The honest answer is that the 27-inch SANSUI sister product at $135.99 is the better buy unless you specifically want a 32-inch screen for couch gaming or a wider field of view. The $180 version exists for the “I want it big” crowd.

Pros & Cons

Pros

  • True 240Hz at 32 inches for $180 – genuinely the cheapest in this size/refresh class
  • Metal stand is unusually rigid for the price
  • VA contrast (3,000:1 measured) makes dark games look good
  • DP cable included – saves $15
  • FreeSync works smoothly, G-Sync Compatible runs without issue
  • Wide stand base means no wobble even with heavy keyboard use

Cons

  • 1080p on 32 inches is visibly soft up close; text looks chunky
  • Tilt-only stand – no height adjustment
  • OSD buttons feel dated next to joystick competitors
  • HDMI capped at 144Hz – DP only for full 240Hz
  • No real HDR despite the marketing
  • VA smearing visible in dark transitions despite overdrive

Who Should Buy This

Buy this if you are a competitive esports player who specifically wants a big screen, sits at least 32 inches back, and is on a strict budget. It is also a strong pick for a console gaming setup where you sit a bit further back – PS5 and Xbox Series X both run 1080p120 natively, leaving plenty of overhead. If you mainly play story-driven games, do any text-heavy work, or sit close to your monitor, you will hate the pixel density – look at the 27-inch SANSUI sibling or stretch to a 1440p 32-inch instead.

FAQ

Q: Is 1080p on 32 inches really that bad?
A: It depends on viewing distance. At 24 inches (typical desk distance), yes – you will see pixels and text will look chunky. At 36+ inches, your eyes can no longer resolve individual pixels and the screen looks fine. Measure your setup before buying.

Q: Will it work with a PS5 Pro at 120Hz?
A: Yes – the HDMI 2.0 port handles 1080p120 natively, and PS5 Pro supports VRR which the FreeSync engine accepts. Just do not expect 240Hz console gaming; that needs HDMI 2.1 and games that support it.

Q: How does it compare to a 1440p 165Hz monitor at the same price?
A: For competitive shooters, the 240Hz win is meaningful – input lag and motion clarity favor the SANSUI. For everything else, the 1440p monitor will look dramatically better. Pick based on use case, not specs.

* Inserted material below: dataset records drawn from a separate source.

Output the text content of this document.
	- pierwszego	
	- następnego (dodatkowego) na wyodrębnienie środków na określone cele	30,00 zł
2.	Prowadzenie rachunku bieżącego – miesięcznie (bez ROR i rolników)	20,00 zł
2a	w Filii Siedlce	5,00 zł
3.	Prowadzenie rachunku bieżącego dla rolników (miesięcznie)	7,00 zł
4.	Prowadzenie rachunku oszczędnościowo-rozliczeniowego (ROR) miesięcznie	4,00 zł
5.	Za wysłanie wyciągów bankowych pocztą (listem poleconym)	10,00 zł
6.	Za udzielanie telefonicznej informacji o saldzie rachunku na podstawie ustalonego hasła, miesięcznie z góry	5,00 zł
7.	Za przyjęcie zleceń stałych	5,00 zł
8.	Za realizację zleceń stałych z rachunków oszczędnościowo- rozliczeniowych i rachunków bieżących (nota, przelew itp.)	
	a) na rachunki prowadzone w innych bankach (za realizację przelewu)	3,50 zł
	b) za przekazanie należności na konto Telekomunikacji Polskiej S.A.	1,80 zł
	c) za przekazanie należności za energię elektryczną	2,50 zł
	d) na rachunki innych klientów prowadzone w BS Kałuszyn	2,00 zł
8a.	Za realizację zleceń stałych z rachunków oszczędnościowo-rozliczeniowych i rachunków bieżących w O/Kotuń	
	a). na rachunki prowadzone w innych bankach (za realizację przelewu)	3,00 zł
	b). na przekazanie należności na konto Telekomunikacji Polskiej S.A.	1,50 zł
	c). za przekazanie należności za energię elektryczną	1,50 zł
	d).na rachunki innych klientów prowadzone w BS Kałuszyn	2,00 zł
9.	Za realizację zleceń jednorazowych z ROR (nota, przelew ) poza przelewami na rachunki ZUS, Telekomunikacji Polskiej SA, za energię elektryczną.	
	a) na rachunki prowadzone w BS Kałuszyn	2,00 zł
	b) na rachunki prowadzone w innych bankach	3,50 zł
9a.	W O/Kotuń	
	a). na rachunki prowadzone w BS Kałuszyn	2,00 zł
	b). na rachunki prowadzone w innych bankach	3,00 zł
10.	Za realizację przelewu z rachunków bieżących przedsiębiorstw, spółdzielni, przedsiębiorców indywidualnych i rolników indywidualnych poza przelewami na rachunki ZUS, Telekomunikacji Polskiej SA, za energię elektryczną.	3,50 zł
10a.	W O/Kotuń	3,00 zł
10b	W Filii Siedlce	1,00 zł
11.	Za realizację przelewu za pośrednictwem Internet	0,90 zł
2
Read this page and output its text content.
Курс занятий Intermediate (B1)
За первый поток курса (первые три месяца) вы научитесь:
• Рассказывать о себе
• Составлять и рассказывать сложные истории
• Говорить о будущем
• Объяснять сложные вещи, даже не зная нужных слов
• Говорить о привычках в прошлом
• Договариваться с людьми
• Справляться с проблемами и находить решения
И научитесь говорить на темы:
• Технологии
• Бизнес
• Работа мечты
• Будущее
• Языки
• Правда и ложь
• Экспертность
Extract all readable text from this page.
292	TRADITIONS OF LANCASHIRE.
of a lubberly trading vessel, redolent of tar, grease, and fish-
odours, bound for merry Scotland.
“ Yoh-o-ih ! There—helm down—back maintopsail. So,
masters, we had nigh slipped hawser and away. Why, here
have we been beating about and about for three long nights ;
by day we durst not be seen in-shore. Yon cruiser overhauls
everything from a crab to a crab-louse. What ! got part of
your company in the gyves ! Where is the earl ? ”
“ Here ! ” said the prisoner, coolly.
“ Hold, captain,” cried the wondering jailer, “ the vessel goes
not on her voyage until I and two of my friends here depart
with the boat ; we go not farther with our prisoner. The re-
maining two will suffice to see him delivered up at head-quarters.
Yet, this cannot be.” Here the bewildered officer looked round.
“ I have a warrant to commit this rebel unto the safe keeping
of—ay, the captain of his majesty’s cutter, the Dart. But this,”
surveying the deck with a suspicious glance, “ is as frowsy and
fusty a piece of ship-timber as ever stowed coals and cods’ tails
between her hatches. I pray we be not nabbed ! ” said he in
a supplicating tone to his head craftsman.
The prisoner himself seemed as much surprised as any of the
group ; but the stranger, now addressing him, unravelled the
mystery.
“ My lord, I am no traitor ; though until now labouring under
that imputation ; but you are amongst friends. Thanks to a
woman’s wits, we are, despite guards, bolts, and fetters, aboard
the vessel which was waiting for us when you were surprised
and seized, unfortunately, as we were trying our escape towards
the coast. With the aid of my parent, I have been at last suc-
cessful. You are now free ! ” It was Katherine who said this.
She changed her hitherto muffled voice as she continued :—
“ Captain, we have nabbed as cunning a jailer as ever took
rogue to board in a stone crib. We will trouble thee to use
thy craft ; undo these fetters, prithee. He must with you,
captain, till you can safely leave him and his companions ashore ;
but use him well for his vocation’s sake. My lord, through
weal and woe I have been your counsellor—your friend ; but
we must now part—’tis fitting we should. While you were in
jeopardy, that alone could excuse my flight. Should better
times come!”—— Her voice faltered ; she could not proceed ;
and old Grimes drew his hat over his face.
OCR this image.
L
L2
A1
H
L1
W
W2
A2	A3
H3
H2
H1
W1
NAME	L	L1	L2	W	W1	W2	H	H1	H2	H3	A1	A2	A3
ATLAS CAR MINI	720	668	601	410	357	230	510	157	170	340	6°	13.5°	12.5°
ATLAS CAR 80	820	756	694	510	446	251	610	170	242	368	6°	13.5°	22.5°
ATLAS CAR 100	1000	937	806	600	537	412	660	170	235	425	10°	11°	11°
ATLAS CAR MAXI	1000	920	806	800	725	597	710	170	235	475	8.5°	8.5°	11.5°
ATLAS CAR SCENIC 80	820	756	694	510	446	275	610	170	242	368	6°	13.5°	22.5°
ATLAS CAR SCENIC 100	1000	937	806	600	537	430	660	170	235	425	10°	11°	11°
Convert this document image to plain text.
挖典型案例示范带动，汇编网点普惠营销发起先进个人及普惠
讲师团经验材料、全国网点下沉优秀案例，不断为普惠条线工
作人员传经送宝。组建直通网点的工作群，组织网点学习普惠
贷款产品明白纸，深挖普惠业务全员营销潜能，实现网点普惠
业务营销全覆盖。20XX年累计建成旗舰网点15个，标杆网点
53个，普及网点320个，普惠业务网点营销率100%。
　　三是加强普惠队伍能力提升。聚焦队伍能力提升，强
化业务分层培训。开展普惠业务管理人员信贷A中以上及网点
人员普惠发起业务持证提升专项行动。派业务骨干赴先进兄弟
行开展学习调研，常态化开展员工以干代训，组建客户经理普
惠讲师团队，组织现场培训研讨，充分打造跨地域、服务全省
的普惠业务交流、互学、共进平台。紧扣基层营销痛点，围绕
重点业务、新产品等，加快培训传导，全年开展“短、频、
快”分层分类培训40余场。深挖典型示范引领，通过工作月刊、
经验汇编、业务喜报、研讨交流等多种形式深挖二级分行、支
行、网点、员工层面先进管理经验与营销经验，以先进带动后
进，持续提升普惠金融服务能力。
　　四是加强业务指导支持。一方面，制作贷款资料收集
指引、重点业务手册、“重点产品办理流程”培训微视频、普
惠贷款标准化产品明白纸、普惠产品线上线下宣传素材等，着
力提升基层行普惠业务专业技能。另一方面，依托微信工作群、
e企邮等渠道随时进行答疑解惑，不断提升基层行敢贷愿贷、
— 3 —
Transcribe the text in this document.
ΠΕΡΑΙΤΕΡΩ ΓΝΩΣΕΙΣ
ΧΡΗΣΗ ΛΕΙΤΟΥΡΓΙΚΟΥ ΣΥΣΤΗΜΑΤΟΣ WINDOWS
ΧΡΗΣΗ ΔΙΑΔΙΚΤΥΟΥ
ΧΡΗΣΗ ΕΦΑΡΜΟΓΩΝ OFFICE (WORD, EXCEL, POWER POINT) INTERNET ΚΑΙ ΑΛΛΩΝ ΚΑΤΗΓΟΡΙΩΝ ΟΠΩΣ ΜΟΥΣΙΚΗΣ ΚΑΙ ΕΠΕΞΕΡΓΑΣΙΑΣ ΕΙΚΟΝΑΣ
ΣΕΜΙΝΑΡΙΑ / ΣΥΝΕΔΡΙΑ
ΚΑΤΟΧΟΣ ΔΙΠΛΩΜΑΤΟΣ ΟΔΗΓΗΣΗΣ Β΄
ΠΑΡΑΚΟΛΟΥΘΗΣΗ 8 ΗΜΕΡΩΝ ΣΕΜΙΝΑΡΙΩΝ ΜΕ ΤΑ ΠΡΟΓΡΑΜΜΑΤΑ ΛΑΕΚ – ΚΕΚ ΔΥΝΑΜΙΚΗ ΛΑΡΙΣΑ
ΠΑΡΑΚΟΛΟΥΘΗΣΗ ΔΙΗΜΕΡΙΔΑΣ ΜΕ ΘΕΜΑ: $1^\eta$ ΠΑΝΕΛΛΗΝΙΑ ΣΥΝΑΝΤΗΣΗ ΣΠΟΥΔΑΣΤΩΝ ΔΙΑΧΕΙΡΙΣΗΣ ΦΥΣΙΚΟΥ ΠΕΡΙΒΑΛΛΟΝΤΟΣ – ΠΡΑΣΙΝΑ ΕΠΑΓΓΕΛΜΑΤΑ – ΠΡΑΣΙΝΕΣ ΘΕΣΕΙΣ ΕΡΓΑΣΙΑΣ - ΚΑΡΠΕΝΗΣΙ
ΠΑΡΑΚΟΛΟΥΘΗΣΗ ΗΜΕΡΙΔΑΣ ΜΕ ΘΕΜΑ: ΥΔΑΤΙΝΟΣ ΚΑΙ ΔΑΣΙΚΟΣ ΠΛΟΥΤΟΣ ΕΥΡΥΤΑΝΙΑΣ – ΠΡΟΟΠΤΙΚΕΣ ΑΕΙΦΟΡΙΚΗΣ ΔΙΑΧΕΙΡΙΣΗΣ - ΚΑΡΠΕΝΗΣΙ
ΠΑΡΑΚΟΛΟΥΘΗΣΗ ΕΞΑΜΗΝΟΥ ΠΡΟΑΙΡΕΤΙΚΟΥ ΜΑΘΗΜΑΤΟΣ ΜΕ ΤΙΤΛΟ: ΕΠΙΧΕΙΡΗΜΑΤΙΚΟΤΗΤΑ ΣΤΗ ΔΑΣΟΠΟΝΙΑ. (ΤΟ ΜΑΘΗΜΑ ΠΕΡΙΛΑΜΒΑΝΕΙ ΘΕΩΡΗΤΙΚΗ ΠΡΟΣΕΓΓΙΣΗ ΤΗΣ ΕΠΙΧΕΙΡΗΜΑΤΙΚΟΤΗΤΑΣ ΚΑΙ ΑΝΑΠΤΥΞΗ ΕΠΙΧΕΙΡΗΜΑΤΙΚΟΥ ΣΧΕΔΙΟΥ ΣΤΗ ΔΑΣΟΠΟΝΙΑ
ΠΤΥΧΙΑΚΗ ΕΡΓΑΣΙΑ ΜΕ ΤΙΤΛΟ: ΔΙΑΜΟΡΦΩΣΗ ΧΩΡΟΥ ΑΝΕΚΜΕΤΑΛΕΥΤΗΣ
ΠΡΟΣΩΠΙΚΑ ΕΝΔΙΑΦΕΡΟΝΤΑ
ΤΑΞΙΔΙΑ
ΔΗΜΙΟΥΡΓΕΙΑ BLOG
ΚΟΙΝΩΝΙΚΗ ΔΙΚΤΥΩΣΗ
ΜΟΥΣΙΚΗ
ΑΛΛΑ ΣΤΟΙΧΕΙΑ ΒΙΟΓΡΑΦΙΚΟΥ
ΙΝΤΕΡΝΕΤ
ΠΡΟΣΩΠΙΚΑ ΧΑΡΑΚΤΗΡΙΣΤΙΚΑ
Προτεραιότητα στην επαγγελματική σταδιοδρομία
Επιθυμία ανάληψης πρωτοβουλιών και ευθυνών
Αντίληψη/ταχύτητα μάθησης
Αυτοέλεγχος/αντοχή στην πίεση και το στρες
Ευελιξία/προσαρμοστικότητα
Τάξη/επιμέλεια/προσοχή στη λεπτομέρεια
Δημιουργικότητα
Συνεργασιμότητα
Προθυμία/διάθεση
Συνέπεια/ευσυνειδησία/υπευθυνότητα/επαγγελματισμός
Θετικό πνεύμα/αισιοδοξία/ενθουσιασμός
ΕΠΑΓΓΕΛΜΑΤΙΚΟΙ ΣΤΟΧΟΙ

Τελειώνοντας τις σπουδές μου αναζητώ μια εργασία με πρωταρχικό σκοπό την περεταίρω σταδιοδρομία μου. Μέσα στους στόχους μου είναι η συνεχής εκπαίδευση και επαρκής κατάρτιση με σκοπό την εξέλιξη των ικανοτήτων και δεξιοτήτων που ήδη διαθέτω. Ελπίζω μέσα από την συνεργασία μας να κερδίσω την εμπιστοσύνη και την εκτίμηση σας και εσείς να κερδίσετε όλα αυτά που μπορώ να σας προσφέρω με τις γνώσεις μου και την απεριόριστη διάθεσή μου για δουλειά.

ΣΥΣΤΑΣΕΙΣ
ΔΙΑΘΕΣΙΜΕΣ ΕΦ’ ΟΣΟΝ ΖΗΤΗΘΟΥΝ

Q: Does the curve cause any usability issues?
A: The 1500R curve is gentle enough that it does not distort spreadsheets or photo editing in any annoying way. It is also subtle enough that you may not notice it on day one – that is by design.

Final Verdict

The SANSUI 32 Inch 240Hz is a niche product done well within its niche. It exists for the buyer who genuinely wants the 32-inch + 240Hz combo and refuses to pay over $200. Within that very specific brief, it is the best option in May 2026. Outside it, the 27-inch sibling or a 1440p competitor is the smarter buy. I would only recommend it to friends who already understood the resolution trade-off. Rating: 3.8/5.